The fact that the effect sizes of associated SNPs were small (OR, 1.1–1.2) is expected for a common disease and in line with the recently detected novel AD susceptibility loci identified by large genome-wide association studies.36–40
It has to be acknowledged that the sample sizes of both individual data sets were modest and we had 80% power to detect effect sizes of OR of 1.18 or larger. Thus, it remains possible that larger individual data sets would have detected additional genotype-phenotype associations with smaller effect sizes or allele frequencies. It is also possible that additional polymorphisms in nontagged regions of the gene are associated with AD risk. A second limitation is that we were not able to directly examine the effect of specific disease-causing mutations on γ-secretase processing of APP or LRRTM3 levels. That would require resequencing of LRRTM3 because the polymorphisms identified in the present study likely are not the disease-causing variants but rather are in LD with causative protective or harmful disease-modifying variations.

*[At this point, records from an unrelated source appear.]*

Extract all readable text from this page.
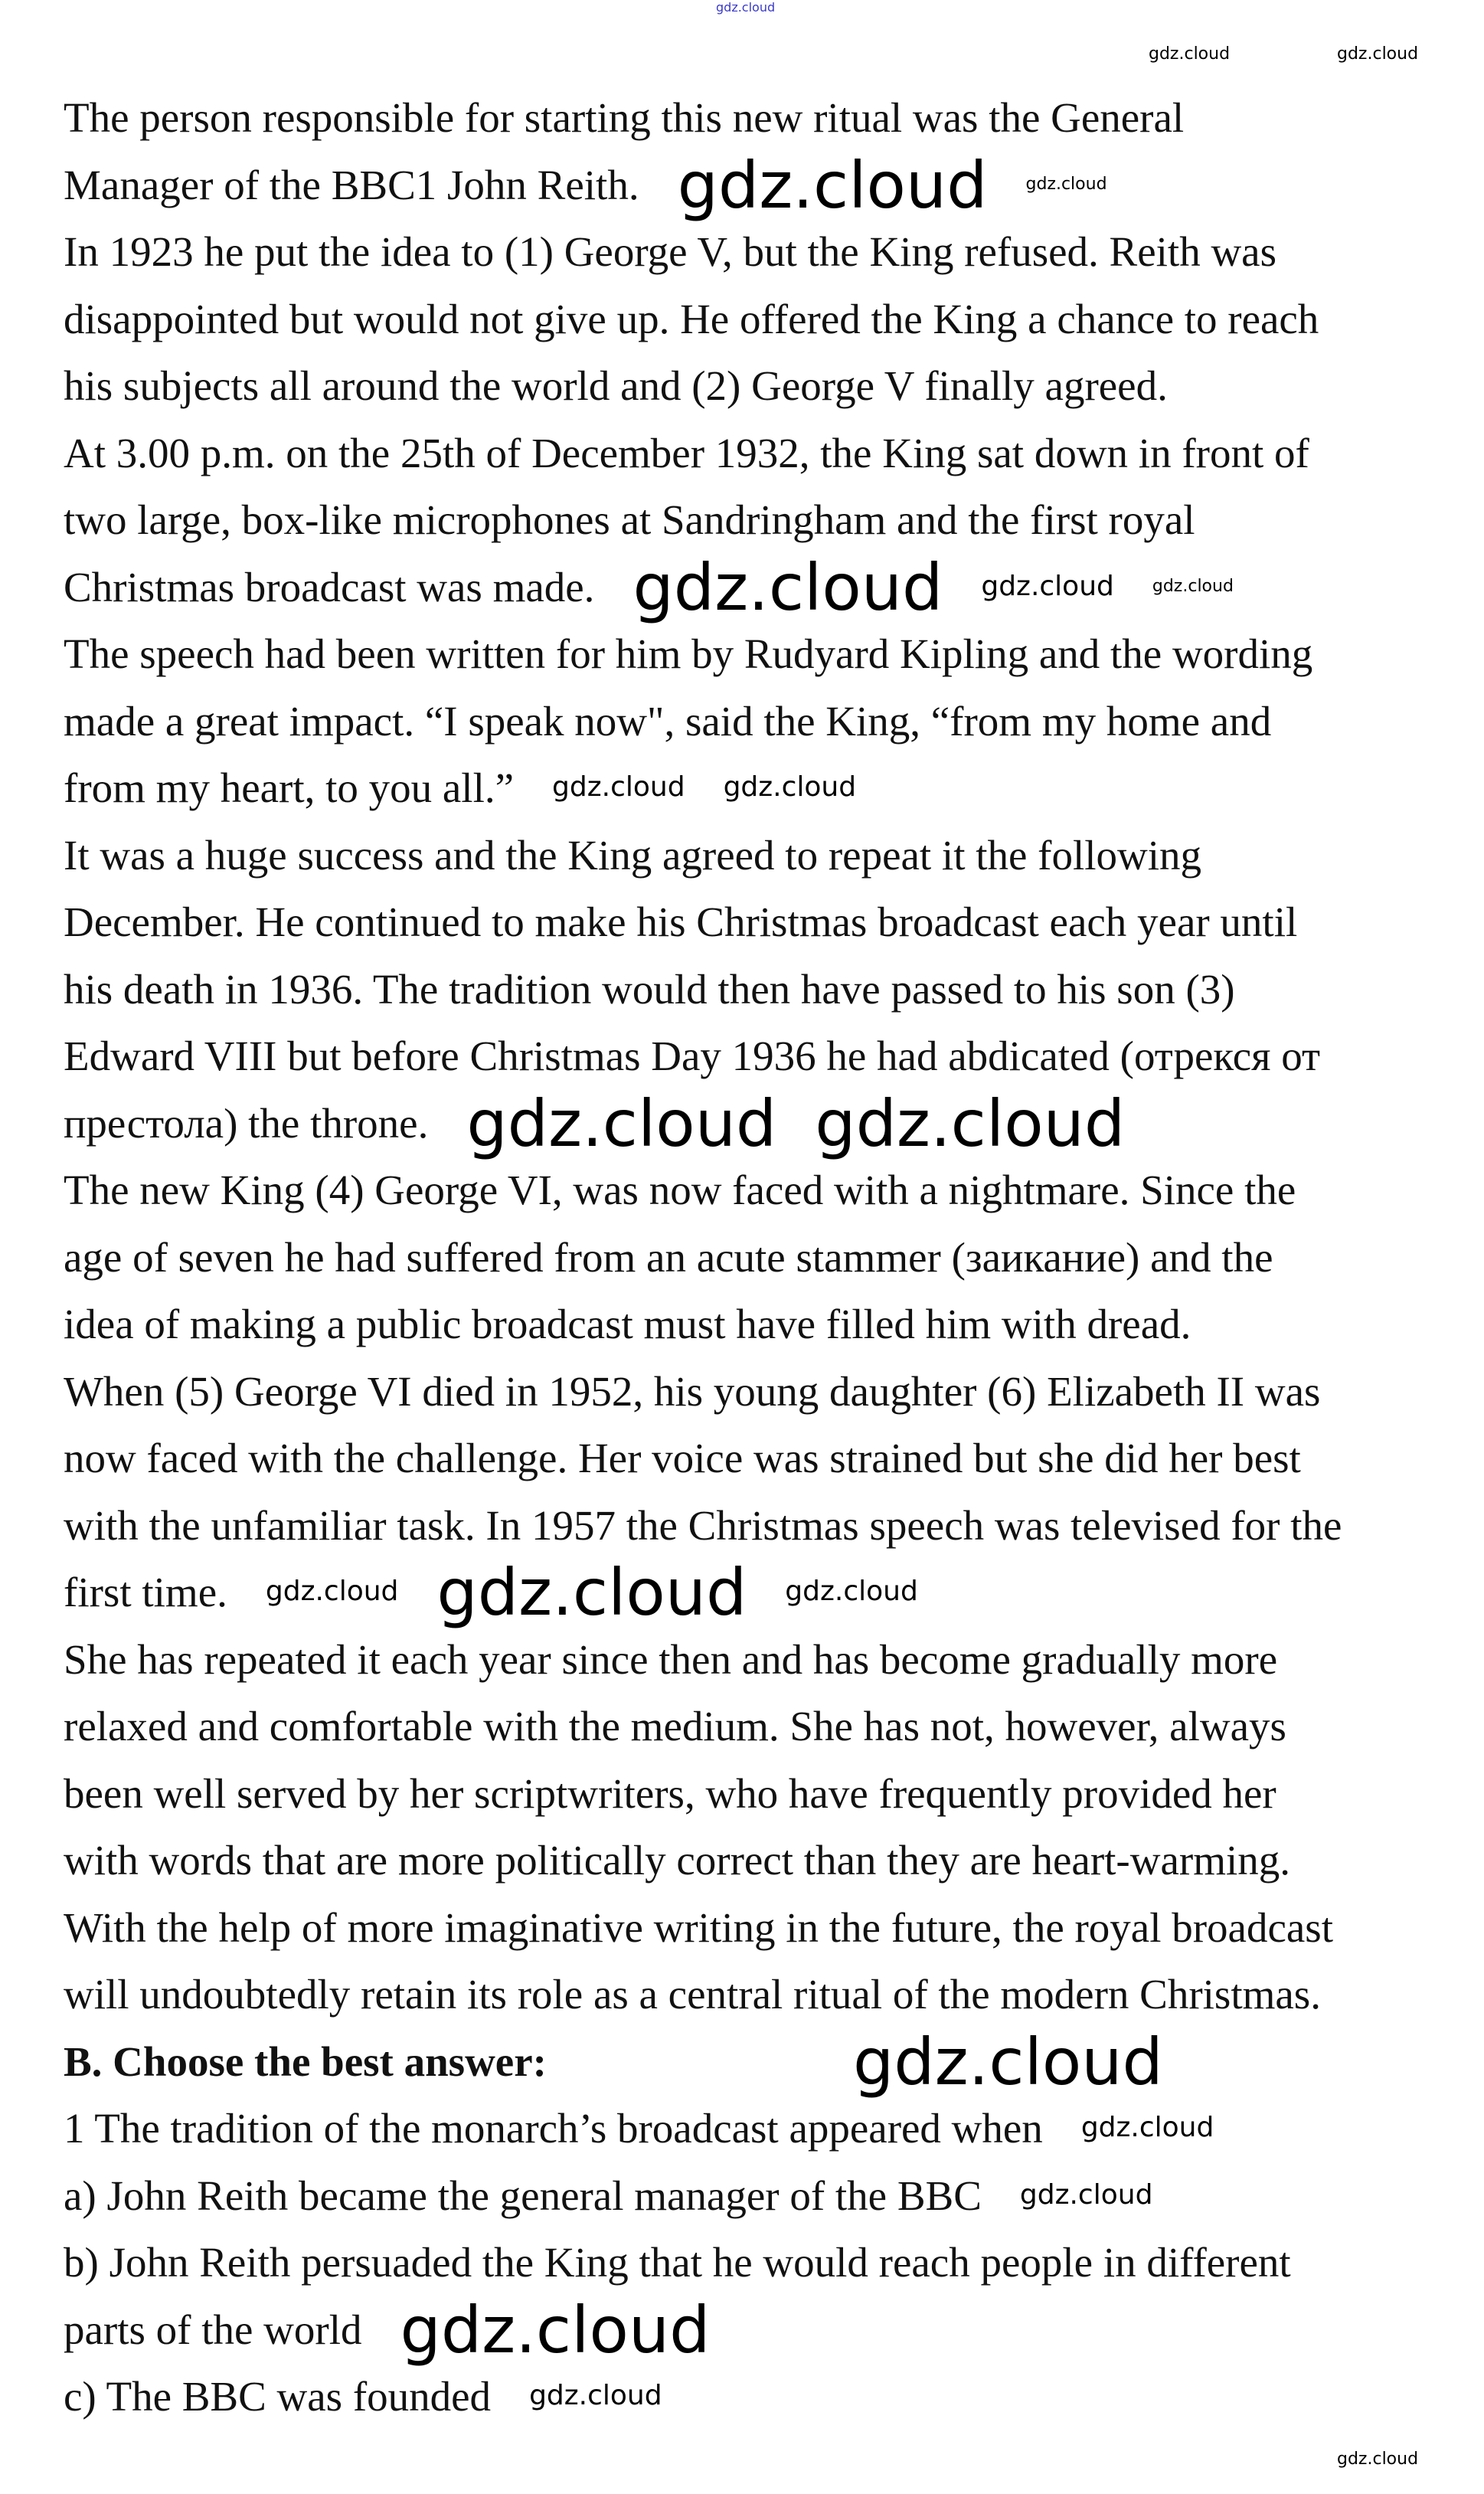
gdz.cloud
gdz.cloud	gdz.cloud
The person responsible for starting this new ritual was the General
Manager of the BBC1 John Reith. gdz.cloud gdz.cloud
In 1923 he put the idea to (1) George V, but the King refused. Reith was
disappointed but would not give up. He offered the King a chance to reach
his subjects all around the world and (2) George V finally agreed.
At 3.00 p.m. on the 25th of December 1932, the King sat down in front of
two large, box-like microphones at Sandringham and the first royal
Christmas broadcast was made. gdz.cloud gdz.cloud gdz.cloud
The speech had been written for him by Rudyard Kipling and the wording
made a great impact. “I speak now", said the King, “from my home and
from my heart, to you all.” gdz.cloud gdz.cloud
It was a huge success and the King agreed to repeat it the following
December. He continued to make his Christmas broadcast each year until
his death in 1936. The tradition would then have passed to his son (3)
Edward VIII but before Christmas Day 1936 he had abdicated (отрекся от
престола) the throne. gdz.cloud gdz.cloud
The new King (4) George VI, was now faced with a nightmare. Since the
age of seven he had suffered from an acute stammer (заикание) and the
idea of making a public broadcast must have filled him with dread.
When (5) George VI died in 1952, his young daughter (6) Elizabeth II was
now faced with the challenge. Her voice was strained but she did her best
with the unfamiliar task. In 1957 the Christmas speech was televised for the
first time. gdz.cloud gdz.cloud gdz.cloud
She has repeated it each year since then and has become gradually more
relaxed and comfortable with the medium. She has not, however, always
been well served by her scriptwriters, who have frequently provided her
with words that are more politically correct than they are heart-warming.
With the help of more imaginative writing in the future, the royal broadcast
will undoubtedly retain its role as a central ritual of the modern Christmas.
B. Choose the best answer:	gdz.cloud
1 The tradition of the monarch’s broadcast appeared when gdz.cloud
a) John Reith became the general manager of the BBC gdz.cloud
b) John Reith persuaded the King that he would reach people in different
parts of the world gdz.cloud
c) The BBC was founded gdz.cloud
gdz.cloud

In summary, our findings from genetic epidemio-logic and functional analyses provide modest support for a role of LRRTM3 in AD. Sequencing studies are needed to identify the specific disease-causing mutations and to examine whether they are associated with differences in APP processing through effects on function or level of LRRTM3. If our findings are confirmed, this would hold the promise of an LRRTM3 as a therapeutic target for AD and other related amyloid disorders.